Solutions must address cable strain, cooling
Torunn Lund Clase
Eldar Ystad
Nexans Norway
The offshore industry highlights flow assurance as vital to successful development of deepwater fields. The move towards even deeper waters and longer transportation distances presents a particular challenge for subsea production flowlines, as the combination of high pressures and low seawater temperatures can result in hydrate formation or wax deposits inside the flowline. These can limit or even block the flow, especially during operational shutdowns and tail production periods.

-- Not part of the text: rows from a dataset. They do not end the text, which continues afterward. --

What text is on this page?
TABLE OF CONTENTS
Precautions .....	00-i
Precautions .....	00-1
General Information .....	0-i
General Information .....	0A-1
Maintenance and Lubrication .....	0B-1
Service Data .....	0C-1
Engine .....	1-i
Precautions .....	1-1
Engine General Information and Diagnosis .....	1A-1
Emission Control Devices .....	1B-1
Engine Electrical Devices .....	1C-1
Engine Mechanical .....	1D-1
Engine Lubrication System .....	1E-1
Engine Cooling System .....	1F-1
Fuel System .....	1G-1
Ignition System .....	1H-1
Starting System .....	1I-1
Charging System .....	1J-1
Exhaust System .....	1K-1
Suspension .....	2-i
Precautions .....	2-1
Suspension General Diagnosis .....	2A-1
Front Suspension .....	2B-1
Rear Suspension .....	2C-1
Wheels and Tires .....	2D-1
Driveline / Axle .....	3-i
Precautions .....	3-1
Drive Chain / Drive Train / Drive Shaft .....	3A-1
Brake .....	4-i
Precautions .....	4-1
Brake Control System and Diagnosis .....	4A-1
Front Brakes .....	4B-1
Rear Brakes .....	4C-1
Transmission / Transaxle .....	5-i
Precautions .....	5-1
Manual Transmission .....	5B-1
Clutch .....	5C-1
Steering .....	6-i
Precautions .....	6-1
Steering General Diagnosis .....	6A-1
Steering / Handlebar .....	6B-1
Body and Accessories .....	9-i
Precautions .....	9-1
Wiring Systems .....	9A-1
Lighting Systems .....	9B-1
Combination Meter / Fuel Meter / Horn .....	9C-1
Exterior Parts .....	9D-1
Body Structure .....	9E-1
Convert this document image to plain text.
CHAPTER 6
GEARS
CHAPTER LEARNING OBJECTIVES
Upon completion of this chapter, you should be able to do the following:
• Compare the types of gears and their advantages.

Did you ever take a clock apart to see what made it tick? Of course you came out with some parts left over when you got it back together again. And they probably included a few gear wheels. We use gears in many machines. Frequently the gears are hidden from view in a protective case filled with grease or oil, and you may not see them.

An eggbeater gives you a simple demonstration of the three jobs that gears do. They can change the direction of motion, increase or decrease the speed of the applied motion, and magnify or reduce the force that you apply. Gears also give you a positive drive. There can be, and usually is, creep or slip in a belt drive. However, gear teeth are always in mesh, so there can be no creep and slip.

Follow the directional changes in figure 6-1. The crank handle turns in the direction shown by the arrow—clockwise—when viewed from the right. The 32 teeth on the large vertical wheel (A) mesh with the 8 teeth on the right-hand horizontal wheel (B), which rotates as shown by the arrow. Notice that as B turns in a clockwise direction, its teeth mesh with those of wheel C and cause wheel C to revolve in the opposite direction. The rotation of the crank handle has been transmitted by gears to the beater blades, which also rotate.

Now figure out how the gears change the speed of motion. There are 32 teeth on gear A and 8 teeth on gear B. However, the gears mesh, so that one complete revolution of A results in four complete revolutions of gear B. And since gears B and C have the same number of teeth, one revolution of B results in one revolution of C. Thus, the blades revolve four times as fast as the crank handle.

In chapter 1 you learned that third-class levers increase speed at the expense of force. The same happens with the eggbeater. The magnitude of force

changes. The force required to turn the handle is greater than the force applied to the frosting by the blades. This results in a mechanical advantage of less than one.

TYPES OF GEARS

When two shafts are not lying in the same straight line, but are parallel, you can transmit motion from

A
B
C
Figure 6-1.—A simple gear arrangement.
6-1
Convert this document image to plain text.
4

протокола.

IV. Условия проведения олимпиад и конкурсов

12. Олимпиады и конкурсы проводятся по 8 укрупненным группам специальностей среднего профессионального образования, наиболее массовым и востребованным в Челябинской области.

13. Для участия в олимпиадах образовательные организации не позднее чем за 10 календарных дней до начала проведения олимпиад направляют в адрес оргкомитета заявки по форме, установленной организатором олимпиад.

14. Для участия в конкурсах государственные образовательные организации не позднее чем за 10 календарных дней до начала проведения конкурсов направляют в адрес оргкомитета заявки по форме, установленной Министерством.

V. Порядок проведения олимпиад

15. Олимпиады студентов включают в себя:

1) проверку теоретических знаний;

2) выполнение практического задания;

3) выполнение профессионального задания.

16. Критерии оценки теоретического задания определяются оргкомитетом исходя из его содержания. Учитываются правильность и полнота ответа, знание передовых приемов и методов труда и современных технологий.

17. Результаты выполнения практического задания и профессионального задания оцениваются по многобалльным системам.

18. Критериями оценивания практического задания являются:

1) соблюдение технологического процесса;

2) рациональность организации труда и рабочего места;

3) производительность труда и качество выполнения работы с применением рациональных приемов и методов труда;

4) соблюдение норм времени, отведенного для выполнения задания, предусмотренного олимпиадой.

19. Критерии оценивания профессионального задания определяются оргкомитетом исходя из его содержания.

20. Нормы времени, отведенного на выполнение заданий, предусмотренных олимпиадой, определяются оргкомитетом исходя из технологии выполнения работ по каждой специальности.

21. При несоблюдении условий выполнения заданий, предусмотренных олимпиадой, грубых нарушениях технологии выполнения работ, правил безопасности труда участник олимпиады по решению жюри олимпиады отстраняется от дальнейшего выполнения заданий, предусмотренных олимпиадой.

There are several solutions to prevent formation of hydrates during production. In the North Sea, the most common method combines thermal insulation and chemical injection. The disadvantage with this is that large amounts of chemicals are injected continuously into the well stream, then have to be removed again topside. This process incurs considerable operational costs, and may represent a risk to the environment.
Direct electrical heating (DEH) is an alternative for flow assurance, controlling the temperature on the flowline, and offering the potential to significantly reduce operating costs. Nexans Norway has pioneered development of DEH in partnership with Norwegian operators and research organizations. The company also has supplied cables and accessories for all DEH systems currently in operation worldwide.
How DEH works
In a DEH system, the pipe to be heated is an active conductor in the electric circuit formed by the dynamic DEH riser cable, the armored feeder cables (AFCs), the piggyback cable (PBC), and the flowline. The heating effect results from the fact that an electric current flowing in a metallic conductor generates heat.

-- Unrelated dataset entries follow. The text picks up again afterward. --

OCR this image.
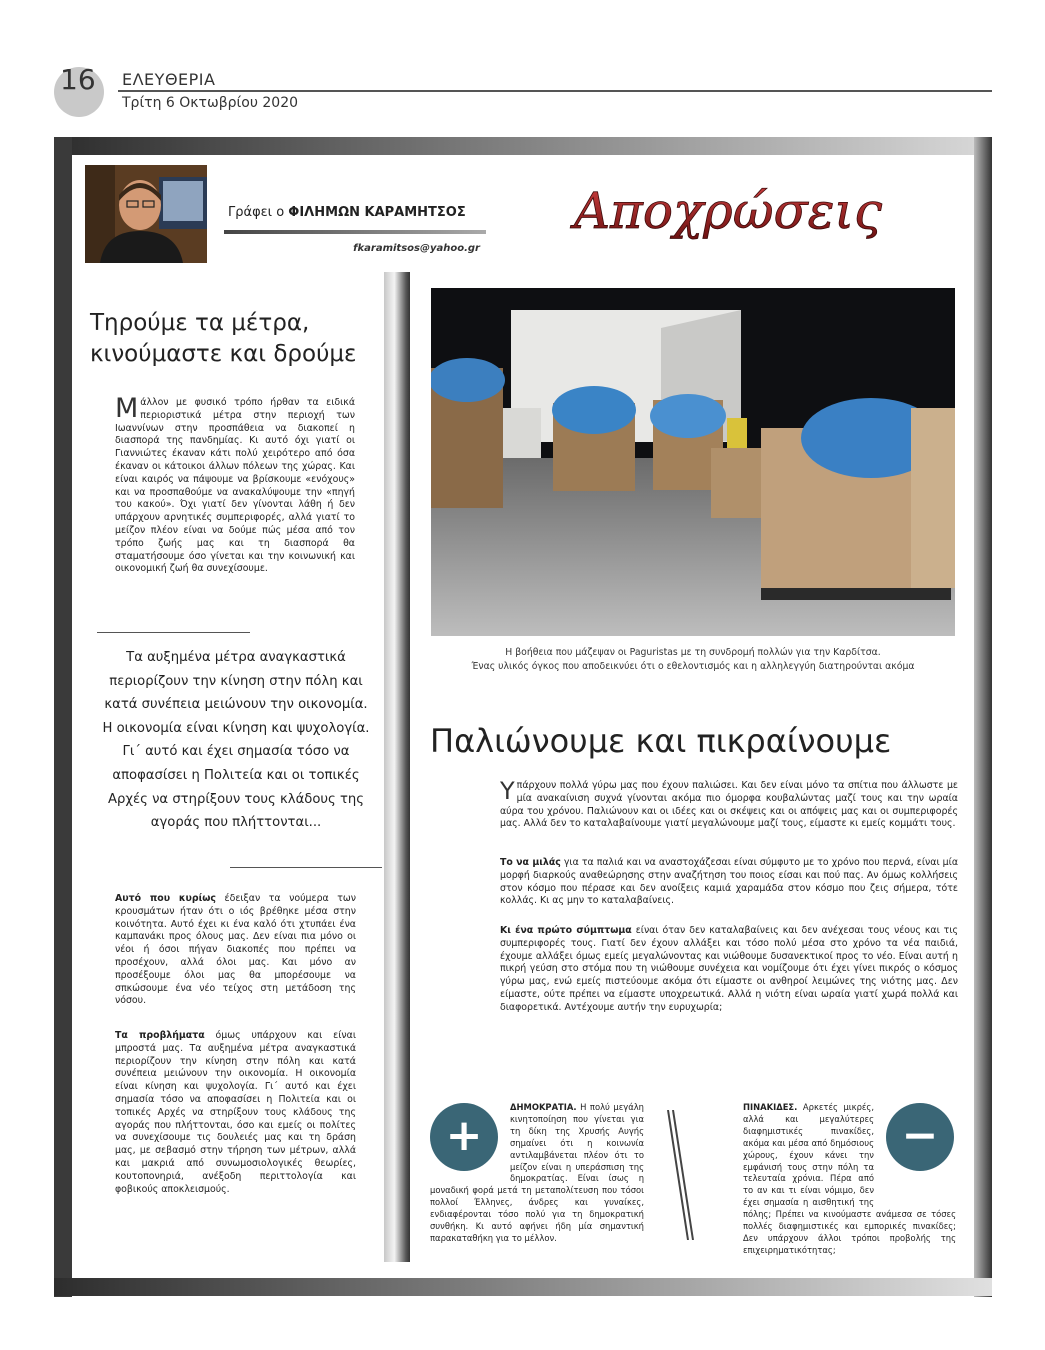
16 ΕΛΕΥΘΕΡΙΑ
Τρίτη 6 Οκτωβρίου 2020
Γράφει ο ΦΙΛΗΜΩΝ ΚΑΡΑΜΗΤΣΟΣ
fkaramitsos@yahoo.gr
Αποχρώσεις
Τηρούμε τα μέτρα,
κινούμαστε και δρούμε
Μάλλον με φυσικό τρόπο ήρθαν τα ειδικά περιοριστικά μέτρα στην περιοχή των Ιωαννίνων στην προσπάθεια να διακοπεί η διασπορά της πανδημίας. Κι αυτό όχι γιατί οι Γιαννιώτες έκαναν κάτι πολύ χειρότερο από όσα έκαναν οι κάτοικοι άλλων πόλεων της χώρας. Και είναι καιρός να πάψουμε να βρίσκουμε «ενόχους» και να προσπαθούμε να ανακαλύψουμε την «πηγή του κακού». Όχι γιατί δεν γίνονται λάθη ή δεν υπάρχουν αρνητικές συμπεριφορές, αλλά γιατί το μείζον πλέον είναι να δούμε πώς μέσα από τον τρόπο ζωής μας και τη διασπορά θα σταματήσουμε όσο γίνεται και την κοινωνική και οικονομική ζωή θα συνεχίσουμε.
Τα αυξημένα μέτρα αναγκαστικά περιορίζουν την κίνηση στην πόλη και κατά συνέπεια μειώνουν την οικονομία. Η οικονομία είναι κίνηση και ψυχολογία. Γι΄ αυτό και έχει σημασία τόσο να αποφασίσει η Πολιτεία και οι τοπικές Αρχές να στηρίξουν τους κλάδους της αγοράς που πλήττονται...
Αυτό που κυρίως έδειξαν τα νούμερα των κρουσμάτων ήταν ότι ο ιός βρέθηκε μέσα στην κοινότητα. Αυτό έχει κι ένα καλό ότι χτυπάει ένα καμπανάκι προς όλους μας. Δεν είναι πια μόνο οι νέοι ή όσοι πήγαν διακοπές που πρέπει να προσέχουν, αλλά όλοι μας. Και μόνο αν προσέξουμε όλοι μας θα μπορέσουμε να σπκώσουμε ένα νέο τείχος στη μετάδοση της νόσου.
Τα προβλήματα όμως υπάρχουν και είναι μπροστά μας. Τα αυξημένα μέτρα αναγκαστικά περιορίζουν την κίνηση στην πόλη και κατά συνέπεια μειώνουν την οικονομία. Η οικονομία είναι κίνηση και ψυχολογία. Γι΄ αυτό και έχει σημασία τόσο να αποφασίσει η Πολιτεία και οι τοπικές Αρχές να στηρίξουν τους κλάδους της αγοράς που πλήττονται, όσο και εμείς οι πολίτες να συνεχίσουμε τις δουλειές μας και τη δράση μας, με σεβασμό στην τήρηση των μέτρων, αλλά και μακριά από συνωμοσιολογικές θεωρίες, κουτοπονηριά, ανέξοδη περιττολογία και φοβικούς αποκλεισμούς.
Η βοήθεια που μάζεψαν οι Paguristas με τη συνδρομή πολλών για την Καρδίτσα.
Ένας υλικός όγκος που αποδεικνύει ότι ο εθελοντισμός και η αλληλεγγύη διατηρούνται ακόμα
Παλιώνουμε και πικραίνουμε
Υπάρχουν πολλά γύρω μας που έχουν παλιώσει. Και δεν είναι μόνο τα σπίτια που άλλωστε με μία ανακαίνιση συχνά γίνονται ακόμα πιο όμορφα κουβαλώντας μαζί τους και την ωραία αύρα του χρόνου. Παλιώνουν και οι ιδέες και οι σκέψεις και οι απόψεις μας και οι συμπεριφορές μας. Αλλά δεν το καταλαβαίνουμε γιατί μεγαλώνουμε μαζί τους, είμαστε κι εμείς κομμάτι τους.
Το να μιλάς για τα παλιά και να αναστοχάζεσαι είναι σύμφυτο με το χρόνο που περνά, είναι μία μορφή διαρκούς αναθεώρησης στην αναζήτηση του ποιος είσαι και πού πας. Αν όμως κολλήσεις στον κόσμο που πέρασε και δεν ανοίξεις καμιά χαραμάδα στον κόσμο που ζεις σήμερα, τότε κολλάς. Κι ας μην το καταλαβαίνεις.
Κι ένα πρώτο σύμπτωμα είναι όταν δεν καταλαβαίνεις και δεν ανέχεσαι τους νέους και τις συμπεριφορές τους. Γιατί δεν έχουν αλλάξει και τόσο πολύ μέσα στο χρόνο τα νέα παιδιά, έχουμε αλλάξει όμως εμείς μεγαλώνοντας και νιώθουμε δυσανεκτικοί προς το νέο. Είναι αυτή η πικρή γεύση στο στόμα που τη νιώθουμε συνέχεια και νομίζουμε ότι έχει γίνει πικρός ο κόσμος γύρω μας, ενώ εμείς πιστεύουμε ακόμα ότι είμαστε οι ανθηροί λειμώνες της νιότης μας. Δεν είμαστε, ούτε πρέπει να είμαστε υποχρεωτικά. Αλλά η νιότη είναι ωραία γιατί χωρά πολλά και διαφορετικά. Αντέχουμε αυτήν την ευρυχωρία;
+
ΔΗΜΟΚΡΑΤΙΑ. Η πολύ μεγάλη κινητοποίηση που γίνεται για τη δίκη της Χρυσής Αυγής σημαίνει ότι η κοινωνία αντιλαμβάνεται πλέον ότι το μείζον είναι η υπεράσπιση της δημοκρατίας. Είναι ίσως η μοναδική φορά μετά τη μεταπολίτευση που τόσοι πολλοί Έλληνες, άνδρες και γυναίκες, ενδιαφέρονται τόσο πολύ για τη δημοκρατική συνθήκη. Κι αυτό αφήνει ήδη μία σημαντική παρακαταθήκη για το μέλλον.
−
ΠΙΝΑΚΙΔΕΣ. Αρκετές μικρές, αλλά και μεγαλύτερες διαφημιστικές πινακίδες, ακόμα και μέσα από δημόσιους χώρους, έχουν κάνει την εμφάνισή τους στην πόλη τα τελευταία χρόνια. Πέρα από το αν και τι είναι νόμιμο, δεν έχει σημασία η αισθητική της πόλης; Πρέπει να κινούμαστε ανάμεσα σε τόσες πολλές διαφημιστικές και εμπορικές πινακίδες; Δεν υπάρχουν άλλοι τρόποι προβολής της επιχειρηματικότητας;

A DEHS being transported for installation.
AC current comes from the topside power system through the DEH riser cable.
Subsea, the DEH riser cable is connected to the AFC in the subsea junction box. Using the AFC, one of the conductors in the DEH riser cable is linked to the flowline near end, while the other conductor is jointed to a PBC. The latter is connected to the flowline in the far end.
For safety and reliability reasons, the heating system is electrically connected to surrounding seawater (ie. it is an "open system") through several sacrificial anodes. These anodes must be rated for both corrosion protection and for sufficient grounding of the system during the expected lifetime of the flowline and the service life of the heating system.
Cable requirements
There are several challenges related to cables for DEH systems, especially for the PBC which is strapped to the flowline. Chief among these are:
1) Intermittent operation. The DEH is energized during shutdown and start-up. Rapid cooling of the power cables might cause condensation of water inside the cross-linked polyethylene (XLPE) insulation, leading to a phenomenon known as "water tree growth". Degradation of the insulation on power cables can cause build-up of microscopic, tree-like structures feeding on the condensed water. This in turn degrades the dielectric properties of the insulation, reducing breakdown strength and increasing dielectric loss, and impacting the lifetime of the cable.
2) Elongation/strain in the cable. The cable is anchored mechanically to the flowline by the cable-to-flowline terminations. During operation, the flowline experiences thermal expansion and contraction due to start-up and shutdown of the process (i.e., cooling when supply of warm liquid stops). Consequently, the tensile capacity of the cable is an important design parameter.
3) Impact loads.The PBC could be installed in areas with fishing activities (interaction with trawling gear) and the risk of dropped objects. A conventional submarine cable design with heavy outer armoring is not compatible with DEH, as the induced armor currents significantly reduce the efficiency of the system and cause high cable temperatures. Hence, the cable has to be protected by other means.
DEH installations
To meet these challenges, Nexans has carried out qualification testing for more than a decade. As a result, the company has designed cables and equipment to meet the specific needs of each DEH system. The world’s first DEH installation was performed in 2000 for Statoil’s Aasgard oil and gas field in the Norwegian Sea, where it serves to heat the flowlines from +6º C to +27º C (43-81º F) in order to prevent hydrate formation. The next installation was 2001 in the North Sea at the Huldra field, also operated by Statoil, on a 16-km (9.9-mi) flowline. Here the DEH system helps maintain the flowline temperature above +37º C (98.6º F) in order to prevent wax formation.
To date, Nexans has supplied cables and accessories to DEHs for 17 subsea flowlines across seven fields, totalling 180 km (112 mi) of PBC. In addition to Åsgard and Huldra, these include Kristin, Urd, Tyrihans, Alve, and Morvin. In early 2009, BP Norge contracted Nexans for cables and accessories for a DEH system for the Skarv field development in the Norwegian Sea. This will be installed on a 12-in. (30.5-cm) production flowline connecting one of the producer wells to the FPSO over a distance of 13 km (8 mi). The cables will be manufactures at Nexans’ specialized facility in Norway for installation next spring.